Watson was the first person to successfully sue Private Eye for libel, for an article in issue 25 when he objected to being described as: “the little-known author who . . . was writing a novel, very Wodehouse but without the jokes”. He was awarded £750.
Inspector Walter Purbright
The central character in the Flaxborough Chronicles, Inspector Walter Purbright, is perhaps not the most intellectually dazzling detective in fiction. He does, though, provide an unusually solid core of decency and civilisation around which more fanciful and sometimes whimsical events can be strung. His understanding of the case in hand emerges from a process of polite, measured enquiry. Purbright's decency is at the heart of Watson's thesis: that civilised life depends on basic tolerance, decency and the honesty of its guardians. His commitment to total impartiality, his refusal to be deflected by special interests and social position and his scrupulous refusal to cut procedural corners all go to make up a quintessentially English hero.

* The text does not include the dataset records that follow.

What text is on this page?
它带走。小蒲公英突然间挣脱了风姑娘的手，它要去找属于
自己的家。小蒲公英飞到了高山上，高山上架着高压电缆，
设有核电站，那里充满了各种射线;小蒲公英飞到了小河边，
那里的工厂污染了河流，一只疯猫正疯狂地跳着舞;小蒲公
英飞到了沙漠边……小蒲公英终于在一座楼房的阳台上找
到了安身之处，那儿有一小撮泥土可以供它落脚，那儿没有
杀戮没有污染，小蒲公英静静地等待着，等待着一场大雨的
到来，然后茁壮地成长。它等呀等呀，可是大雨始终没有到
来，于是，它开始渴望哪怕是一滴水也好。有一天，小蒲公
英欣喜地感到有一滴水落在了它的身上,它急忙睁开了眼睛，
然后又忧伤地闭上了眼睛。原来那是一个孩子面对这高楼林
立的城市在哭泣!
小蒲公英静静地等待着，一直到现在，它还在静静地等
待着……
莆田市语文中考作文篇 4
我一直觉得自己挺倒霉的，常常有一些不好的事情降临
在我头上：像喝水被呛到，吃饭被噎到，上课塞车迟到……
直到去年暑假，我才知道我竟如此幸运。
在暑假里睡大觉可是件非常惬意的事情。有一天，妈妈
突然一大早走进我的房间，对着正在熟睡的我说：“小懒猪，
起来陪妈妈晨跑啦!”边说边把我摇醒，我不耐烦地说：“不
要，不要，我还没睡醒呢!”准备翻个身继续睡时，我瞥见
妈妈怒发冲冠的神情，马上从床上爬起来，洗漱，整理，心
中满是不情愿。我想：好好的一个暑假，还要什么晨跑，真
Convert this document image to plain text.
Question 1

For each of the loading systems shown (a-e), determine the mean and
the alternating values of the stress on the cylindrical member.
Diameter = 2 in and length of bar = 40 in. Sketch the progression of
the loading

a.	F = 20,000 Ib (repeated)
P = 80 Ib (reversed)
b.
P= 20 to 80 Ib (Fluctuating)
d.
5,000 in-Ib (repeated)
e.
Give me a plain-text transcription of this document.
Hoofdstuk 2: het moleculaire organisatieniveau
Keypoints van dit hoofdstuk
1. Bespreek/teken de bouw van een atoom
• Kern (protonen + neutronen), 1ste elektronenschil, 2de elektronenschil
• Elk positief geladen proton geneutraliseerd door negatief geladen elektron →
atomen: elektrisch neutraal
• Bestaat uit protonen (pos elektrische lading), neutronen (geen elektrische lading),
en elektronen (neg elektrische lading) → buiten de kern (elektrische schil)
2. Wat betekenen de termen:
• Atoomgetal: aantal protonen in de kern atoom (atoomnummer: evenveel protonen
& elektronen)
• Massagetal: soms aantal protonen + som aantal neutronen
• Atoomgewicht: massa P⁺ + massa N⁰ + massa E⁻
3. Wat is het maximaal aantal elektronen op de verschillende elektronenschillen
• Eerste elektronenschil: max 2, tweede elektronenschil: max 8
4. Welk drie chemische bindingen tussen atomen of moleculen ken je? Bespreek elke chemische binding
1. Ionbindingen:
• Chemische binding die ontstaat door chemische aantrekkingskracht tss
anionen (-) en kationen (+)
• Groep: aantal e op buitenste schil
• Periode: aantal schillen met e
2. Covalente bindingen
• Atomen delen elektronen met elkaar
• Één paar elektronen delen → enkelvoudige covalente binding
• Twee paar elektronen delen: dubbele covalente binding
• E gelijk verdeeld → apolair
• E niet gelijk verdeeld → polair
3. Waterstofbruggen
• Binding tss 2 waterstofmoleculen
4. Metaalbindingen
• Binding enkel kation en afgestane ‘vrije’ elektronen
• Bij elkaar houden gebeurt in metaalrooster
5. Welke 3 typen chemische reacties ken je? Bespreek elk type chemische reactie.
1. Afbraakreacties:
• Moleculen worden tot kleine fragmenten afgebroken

Miss Lucilla Edith Cavell Teatime is a ladylike conwoman whose occasional lapses into verbal vulgarity make her all the more endearing. She has a liking for whisky, a game of dominoes and all things tasteful. She first steps off the train in Flaxborough (a town once described as having the fictional solidarity of Arnold Bennett's Five Towns) in the fourth mystery set there, Lonelyheart 4122. She likes the town so much that she settles there, even though her attempt at swindling through a lonely-hearts bureau nearly makes her the third woman killed by another swindler. She appears in all subsequent Flaxborough novels except Blue Murder. By the eleventh volume, Plaster Sinners, she is the proprietress of the 'House of Yesteryear' in Northgate, Flaxborough, and a regular attender at local auctions. Her old talents and sleight of hand remain much in evidence. On one occasion two glass decanters are rendered extremely cheap when she casually transfers the stoppers to a tray of miscellaneous items, which she then bids for as well. Her final appearance is in Whatever's Been Going On At Mumblesby? where we find her with an assistant called Edgar and offering opinions on the marketability of such religious relics as saints' kneecaps. In the 1977 Murder Most English BBC television series, which offered adaptations of four of Colin Watson's Flaxborough novels, Lucy Teatime was portrayed by Brenda Bruce.
The Flaxborough Novels
- Coffin, Scarcely Used (1958)
- Bump in the Night (1960)
- Hopjoy Was Here (1962)
- Lonelyheart 4122 (1967)
- Charity Ends at Home (1968)
- The Flaxborough Crab (1969) - U.S: Just What the Doctor Ordered
- Broomsticks over Flaxborough (1972) - U.S: Kissing Covens
- The Naked Nuns (1975) - U.S: Six Nuns and a Shotgun
- One Man's Meat (1977) - U.S: It Shouldn't Happen to a Dog
- Blue Murder (1979)
- Plaster Sinners (1980)
- Whatever's Been Going on at Mumblesby? (1982)
- The Puritan (1966)
- Snobbery with Violence (1971)
Four of the Flaxborough novels were adapted for television by the BBC under the series title Murder Most English. The four were Hopjoy Was Here, Lonelyheart 4122, The Flaxborough Crab and Coffin Scarcely Used. The adaptations successfully reflected key elements of the books: the gentle behind-the-times feel of a small English market town, the merciless targeting of the pretensions of some of the town's social leaders, and the author’s notion that whatever exotic trappings are used to decorate the plot, the central crime is always motivated by money. Anton Rodgers starred as Purbright with Christopher Timothy as Detective Sergeant Love and Brenda Bruce as Miss Lucilla Teatime. Colin Watson produced the ninth Flaxborough novel, One Man's Meat, to coincide with the series. Although the novels are based on the Lincolnshire market town of Boston, some scenes for the adaptation were filmed in the much smaller market town of Alford, also in Lincolnshire. In that town, the original Victorian police station - complete with huge wooden hooks in the walls for the sergeants' horses' saddles - had only been replaced by a new police station four years earlier, in 1974. Hence, it was available, with all its trappings, for the production company.
Two of the novels were adapted for BBC Radio 4, Bump in the Night (1971) and Charity begins at Home (1992).